At first glance, Ms. Blell’s “Tragic Chairs,” part of her “Artifacts of the Contemporary” series and shown last month at MM Fine Art in Southampton, seem to be a radical departure. However, “Vessel,” like the “Tragic Chairs,” consists of a single object, a cheap plaster stage prop of an urn, set against a black background.

“It’s from 1983. It was in my first show at Leo Castelli,” she said. “It has always haunted me. I had accumulated a taste for these sort of broken, fractured ormolu and fragments and things that were part of other things. They have stories to tell.”

She had been “fiddling around” with images of her six aging antique side chairs for five years. For “Tragic Chairs,” the photographs of the chairs are slightly smaller than life-sized “so they would be abstracted from reality but would still invite the viewer to sit down.”

After the chairs were photographed with a 4-by-5 camera, the images were scanned and cut out by a computer controlled process, printed in reverse on the underside of a piece of Plexiglas, and mounted on a seven-foot tall sheet of black dibond, an aluminum composite material.

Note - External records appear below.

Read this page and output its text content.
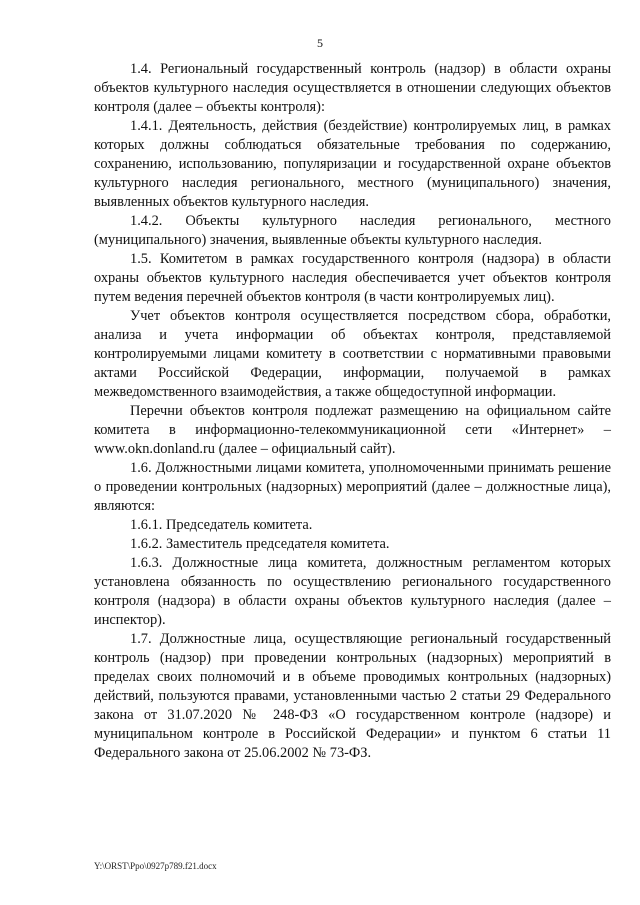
5

1.4. Региональный государственный контроль (надзор) в области охраны объектов культурного наследия осуществляется в отношении следующих объектов контроля (далее – объекты контроля):

1.4.1. Деятельность, действия (бездействие) контролируемых лиц, в рамках которых должны соблюдаться обязательные требования по содержанию, сохранению, использованию, популяризации и государственной охране объектов культурного наследия регионального, местного (муниципального) значения, выявленных объектов культурного наследия.

1.4.2. Объекты культурного наследия регионального, местного (муниципального) значения, выявленные объекты культурного наследия.

1.5. Комитетом в рамках государственного контроля (надзора) в области охраны объектов культурного наследия обеспечивается учет объектов контроля путем ведения перечней объектов контроля (в части контролируемых лиц).

Учет объектов контроля осуществляется посредством сбора, обработки, анализа и учета информации об объектах контроля, представляемой контролируемыми лицами комитету в соответствии с нормативными правовыми актами Российской Федерации, информации, получаемой в рамках межведомственного взаимодействия, а также общедоступной информации.

Перечни объектов контроля подлежат размещению на официальном сайте комитета в информационно-телекоммуникационной сети «Интернет» – www.okn.donland.ru (далее – официальный сайт).

1.6. Должностными лицами комитета, уполномоченными принимать решение о проведении контрольных (надзорных) мероприятий (далее – должностные лица), являются:

1.6.1. Председатель комитета.

1.6.2. Заместитель председателя комитета.

1.6.3. Должностные лица комитета, должностным регламентом которых установлена обязанность по осуществлению регионального государственного контроля (надзора) в области охраны объектов культурного наследия (далее – инспектор).

1.7. Должностные лица, осуществляющие региональный государственный контроль (надзор) при проведении контрольных (надзорных) мероприятий в пределах своих полномочий и в объеме проводимых контрольных (надзорных) действий, пользуются правами, установленными частью 2 статьи 29 Федерального закона от 31.07.2020 № 248-ФЗ «О государственном контроле (надзоре) и муниципальном контроле в Российской Федерации» и пунктом 6 статьи 11 Федерального закона от 25.06.2002 № 73-ФЗ.

Y:\ORST\Ppo\0927p789.f21.docx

As a result of the printing, cutting, and mounting process, “the photograph becomes a physical entity. . . . As such, ruinous life-sized pieces become topographic reliefs in a spatial void unconfined by their original and quotidian contexts.”

What links the most recent work to the earlier series is what Mr. Kuspit called the artist’s “positive attitude to desire,” whether the desire of lovers or Ms. Blell’s romanticization of the damaged. She pointed out that such artifacts decay and often outlive us, full of “a shared gravitas and pathos of ephemerality, mortality, and obsolescence. Perhaps they can be construed as self-portraits.”